Exhibit 1: Routing a Digital Customer Request or Interaction

Source: HfS Research 2017

 

A virtual agent or chatbot can be part of that approach, but as we have suggested, TrustPortal can also be used to enhance most types of digital interaction including:

  • Web portal or Mobile Apps – either standalone, or embedded in existing sites
  • Chatbot, IVR, Virtual Agent transactions (e.g. enabling “how much is in my account” against legacy systems)
  • Contact-Centre Agents (enabling Blue Prism to provide agent productivity)
  • Back-Office Agent for work hand-off from RPA (e.g.
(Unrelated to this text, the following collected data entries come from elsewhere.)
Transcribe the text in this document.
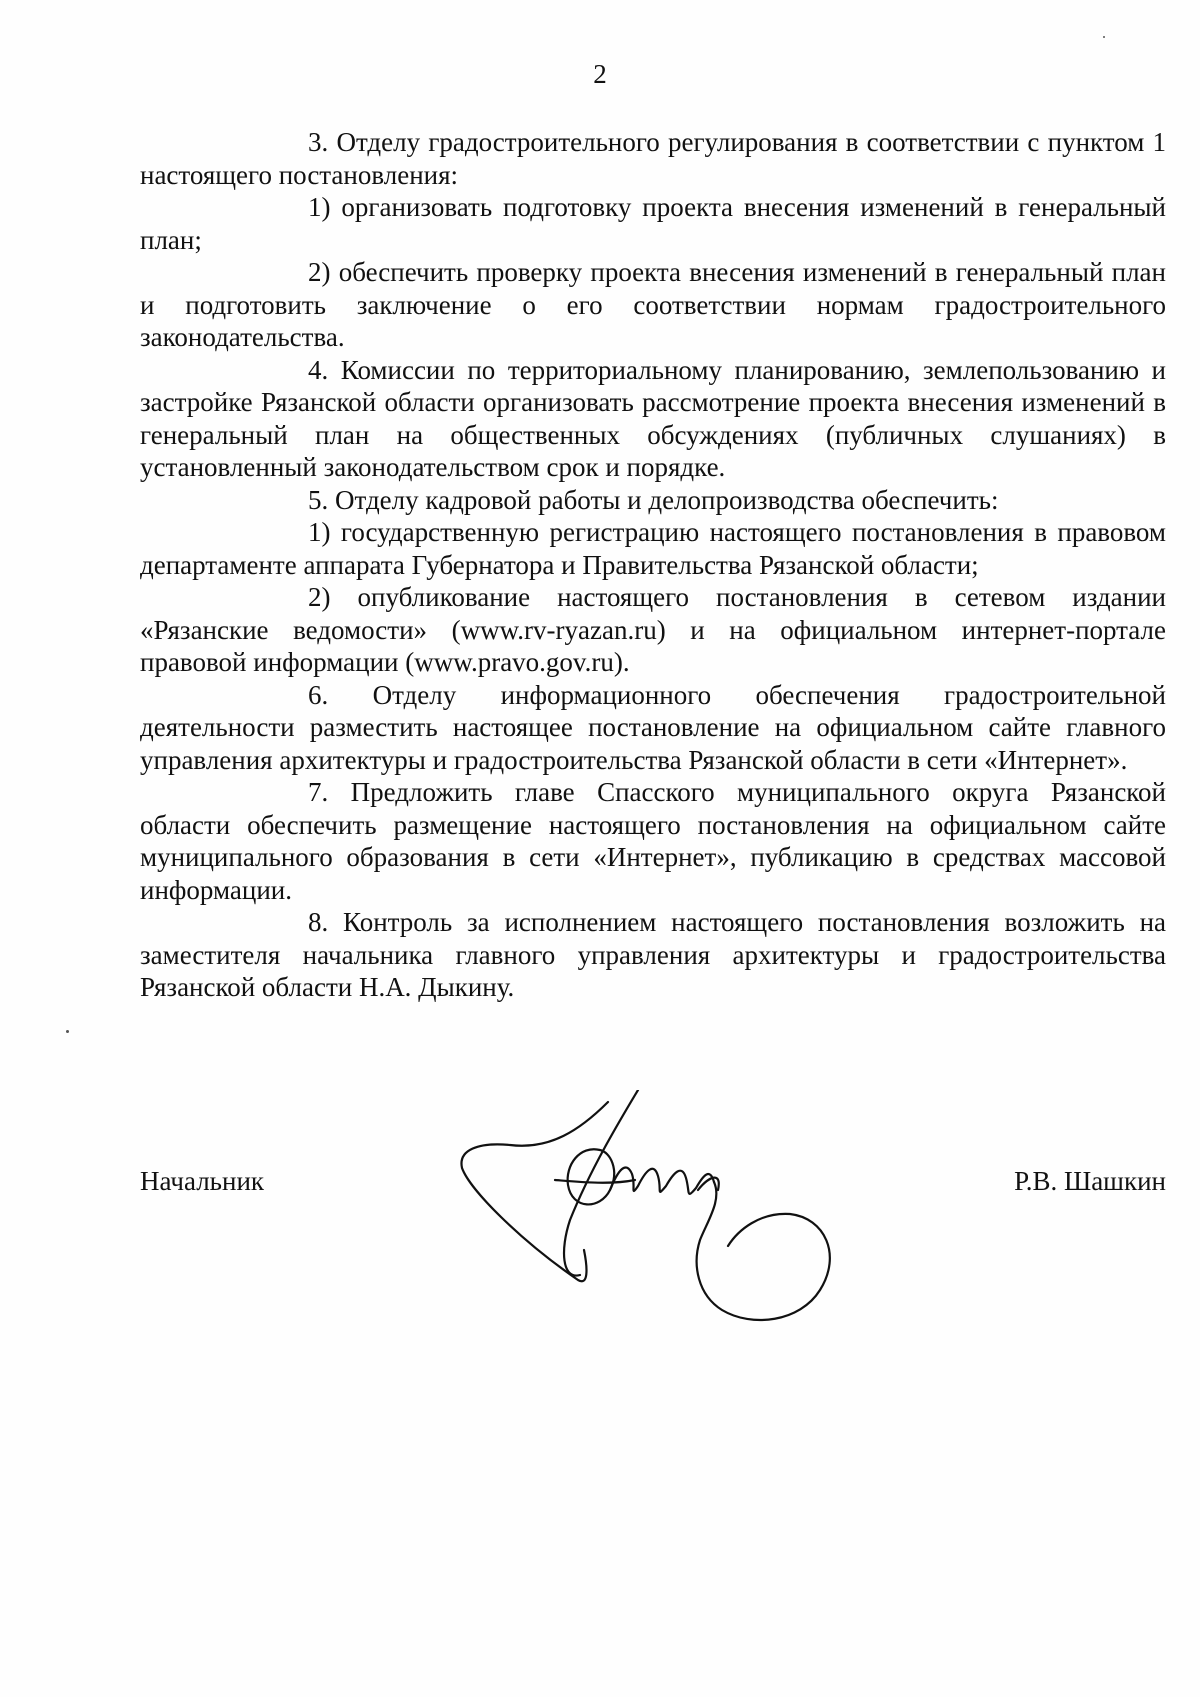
2

3. Отделу градостроительного регулирования в соответствии с пунктом 1 настоящего постановления:

1) организовать подготовку проекта внесения изменений в генеральный план;

2) обеспечить проверку проекта внесения изменений в генеральный план и подготовить заключение о его соответствии нормам градостроительного законодательства.

4. Комиссии по территориальному планированию, землепользованию и застройке Рязанской области организовать рассмотрение проекта внесения изменений в генеральный план на общественных обсуждениях (публичных слушаниях) в установленный законодательством срок и порядке.

5. Отделу кадровой работы и делопроизводства обеспечить:

1) государственную регистрацию настоящего постановления в правовом департаменте аппарата Губернатора и Правительства Рязанской области;

2) опубликование настоящего постановления в сетевом издании «Рязанские ведомости» (www.rv-ryazan.ru) и на официальном интернет-портале правовой информации (www.pravo.gov.ru).

6. Отделу информационного обеспечения градостроительной деятельности разместить настоящее постановление на официальном сайте главного управления архитектуры и градостроительства Рязанской области в сети «Интернет».

7. Предложить главе Спасского муниципального округа Рязанской области обеспечить размещение настоящего постановления на официальном сайте муниципального образования в сети «Интернет», публикацию в средствах массовой информации.

8. Контроль за исполнением настоящего постановления возложить на заместителя начальника главного управления архитектуры и градостроительства Рязанской области Н.А. Дыкину.

Начальник	Р.В. Шашкин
RPA requesting approval, highlighting exceptions)

 

EY’s approach of leveraging TrustPortal is a compelling example for embedding RPA as part of transformational projects and not just applying RPA as a band-aid for process and media breaks in the back office. EY has yet to demonstrate to the broader market robust buyer stories and case studies to underline the validity of their strategy. We will follow up with more details once we have had the opportunity to speak to clients. It is also a reminder that the progress toward the OneOffice is all about service orchestration of disparate set of tools across the Intelligent Automation Continuum. Before the members of the RDA fraternity start moaning, it’s likely that the differentiation is the end-to-end process view along with the scale of the deployments. As always, HfS would love to hear about other examples for progressing toward the OneOffice – which explicitly includes the RDA community.